“There’s not enough money, and so you have to have some innovation,” he said. “The idea that it can be done by brute force, there’s just no chance.”

Companies need investment and technical support to prove their low-carbon ideas beyond the pilot phase – and then to scale up manufacturing, he says. But any Breakthrough Energy profits are funneled back into the group or to the foundation.

Some of the companies under Breakthrough that are developing Direct Air Capture (DAC) – technology designed to pull CO2 straight from the atmosphere – have their sights set on some $3.5 billion in newly announced US contracts to build DAC plants and fund research grants.

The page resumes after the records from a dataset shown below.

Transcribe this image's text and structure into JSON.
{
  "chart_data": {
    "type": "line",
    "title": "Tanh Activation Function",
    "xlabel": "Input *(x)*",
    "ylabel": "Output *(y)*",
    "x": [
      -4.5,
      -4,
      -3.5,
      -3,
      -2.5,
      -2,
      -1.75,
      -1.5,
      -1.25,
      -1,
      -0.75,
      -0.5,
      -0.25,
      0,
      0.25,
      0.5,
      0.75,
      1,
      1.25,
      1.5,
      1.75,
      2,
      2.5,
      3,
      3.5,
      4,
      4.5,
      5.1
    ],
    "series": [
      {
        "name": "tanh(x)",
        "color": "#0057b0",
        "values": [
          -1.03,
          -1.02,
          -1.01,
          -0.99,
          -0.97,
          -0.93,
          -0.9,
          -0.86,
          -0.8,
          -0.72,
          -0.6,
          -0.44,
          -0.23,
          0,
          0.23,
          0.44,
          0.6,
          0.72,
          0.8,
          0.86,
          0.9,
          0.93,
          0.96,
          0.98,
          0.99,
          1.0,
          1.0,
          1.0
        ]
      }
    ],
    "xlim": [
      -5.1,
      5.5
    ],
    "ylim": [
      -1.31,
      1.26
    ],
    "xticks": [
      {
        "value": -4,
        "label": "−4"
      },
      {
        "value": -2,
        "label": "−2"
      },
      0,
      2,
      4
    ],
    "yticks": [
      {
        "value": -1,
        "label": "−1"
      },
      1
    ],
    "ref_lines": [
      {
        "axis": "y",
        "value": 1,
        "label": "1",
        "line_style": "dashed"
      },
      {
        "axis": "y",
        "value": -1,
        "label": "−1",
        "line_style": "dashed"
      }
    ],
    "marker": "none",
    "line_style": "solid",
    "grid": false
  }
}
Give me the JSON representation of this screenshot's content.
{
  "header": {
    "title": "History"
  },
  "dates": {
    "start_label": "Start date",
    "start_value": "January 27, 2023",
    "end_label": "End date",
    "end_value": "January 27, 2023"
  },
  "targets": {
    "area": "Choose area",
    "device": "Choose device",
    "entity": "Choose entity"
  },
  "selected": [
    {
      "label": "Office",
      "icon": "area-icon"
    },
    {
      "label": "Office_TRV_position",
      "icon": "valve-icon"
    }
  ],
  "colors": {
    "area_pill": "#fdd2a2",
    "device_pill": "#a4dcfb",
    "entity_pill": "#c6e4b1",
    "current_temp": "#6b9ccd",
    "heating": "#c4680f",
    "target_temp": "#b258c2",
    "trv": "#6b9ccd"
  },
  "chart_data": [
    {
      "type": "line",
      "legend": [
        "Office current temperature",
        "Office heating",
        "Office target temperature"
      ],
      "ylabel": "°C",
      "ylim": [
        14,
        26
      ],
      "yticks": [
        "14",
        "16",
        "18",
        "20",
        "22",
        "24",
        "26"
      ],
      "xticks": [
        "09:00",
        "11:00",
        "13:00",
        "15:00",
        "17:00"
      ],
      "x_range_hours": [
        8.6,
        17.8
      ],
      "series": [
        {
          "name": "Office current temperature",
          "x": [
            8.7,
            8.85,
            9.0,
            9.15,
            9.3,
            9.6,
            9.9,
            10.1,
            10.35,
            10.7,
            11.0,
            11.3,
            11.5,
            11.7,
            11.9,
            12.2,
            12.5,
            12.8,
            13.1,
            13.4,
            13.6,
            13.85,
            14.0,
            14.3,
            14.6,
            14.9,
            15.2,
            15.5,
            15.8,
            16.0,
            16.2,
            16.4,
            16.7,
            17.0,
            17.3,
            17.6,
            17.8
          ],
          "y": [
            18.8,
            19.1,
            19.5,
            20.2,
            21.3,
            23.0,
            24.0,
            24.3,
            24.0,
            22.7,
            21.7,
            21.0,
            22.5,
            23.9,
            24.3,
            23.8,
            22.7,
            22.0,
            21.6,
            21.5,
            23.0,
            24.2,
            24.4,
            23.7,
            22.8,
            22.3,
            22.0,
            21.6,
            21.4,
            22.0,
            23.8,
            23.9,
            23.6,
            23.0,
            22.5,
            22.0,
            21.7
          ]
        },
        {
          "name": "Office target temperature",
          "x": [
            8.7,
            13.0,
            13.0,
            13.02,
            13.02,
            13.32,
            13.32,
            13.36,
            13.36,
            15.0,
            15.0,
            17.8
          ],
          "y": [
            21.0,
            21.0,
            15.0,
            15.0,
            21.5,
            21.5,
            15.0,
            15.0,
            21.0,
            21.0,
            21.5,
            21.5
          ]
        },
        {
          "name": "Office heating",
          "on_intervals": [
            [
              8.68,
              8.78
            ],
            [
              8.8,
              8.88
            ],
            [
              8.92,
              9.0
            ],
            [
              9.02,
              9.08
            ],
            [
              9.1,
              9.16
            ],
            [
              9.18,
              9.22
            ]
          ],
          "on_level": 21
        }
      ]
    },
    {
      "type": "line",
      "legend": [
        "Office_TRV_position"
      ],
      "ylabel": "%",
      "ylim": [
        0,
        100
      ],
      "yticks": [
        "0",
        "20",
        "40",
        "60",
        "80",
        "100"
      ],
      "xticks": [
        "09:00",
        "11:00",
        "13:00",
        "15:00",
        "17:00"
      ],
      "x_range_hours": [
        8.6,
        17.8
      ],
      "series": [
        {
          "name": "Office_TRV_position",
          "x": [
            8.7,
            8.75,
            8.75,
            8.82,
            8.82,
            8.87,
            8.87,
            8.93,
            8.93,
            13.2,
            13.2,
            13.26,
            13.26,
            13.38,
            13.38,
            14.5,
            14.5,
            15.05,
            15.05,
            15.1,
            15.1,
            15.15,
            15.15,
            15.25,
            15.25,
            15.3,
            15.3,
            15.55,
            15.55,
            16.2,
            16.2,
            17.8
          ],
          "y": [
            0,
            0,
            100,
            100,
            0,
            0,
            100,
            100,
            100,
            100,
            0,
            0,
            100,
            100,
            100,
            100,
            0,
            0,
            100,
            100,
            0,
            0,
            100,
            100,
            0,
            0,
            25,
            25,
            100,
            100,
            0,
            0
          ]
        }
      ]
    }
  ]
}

“We have a number of Direct Air Capture companies that will bid on being a part of those projects,” he said, noting that the recent Inflation Reduction Act legislation has boosted prospects for climate innovation. He did not elaborate on the DAC companies’ plans.

In manufacturing, the steel and cement industries have made “fantastic” progress, he said, a change from his worries about that sector just two years ago.

Manufacturing is responsible for about a third of global climate-warming emissions.

Now, “there’s no area of climate mitigation that I feel like ‘Oh, that’s really completely uncovered,'” he said.

Instead, with the world set to push past 1.5C of warming, he said the challenge is shifting toward helping people adapt to a harsher, hotter future.

“In addition to mitigation, which will still be the biggest part (of Breakthrough Energy’s investment), we’ll also fund adaptation-related work.” That could include technology to help control forest fires, using coral reef type structures to create barriers to flooding, or development of crop strains that can withstand drought.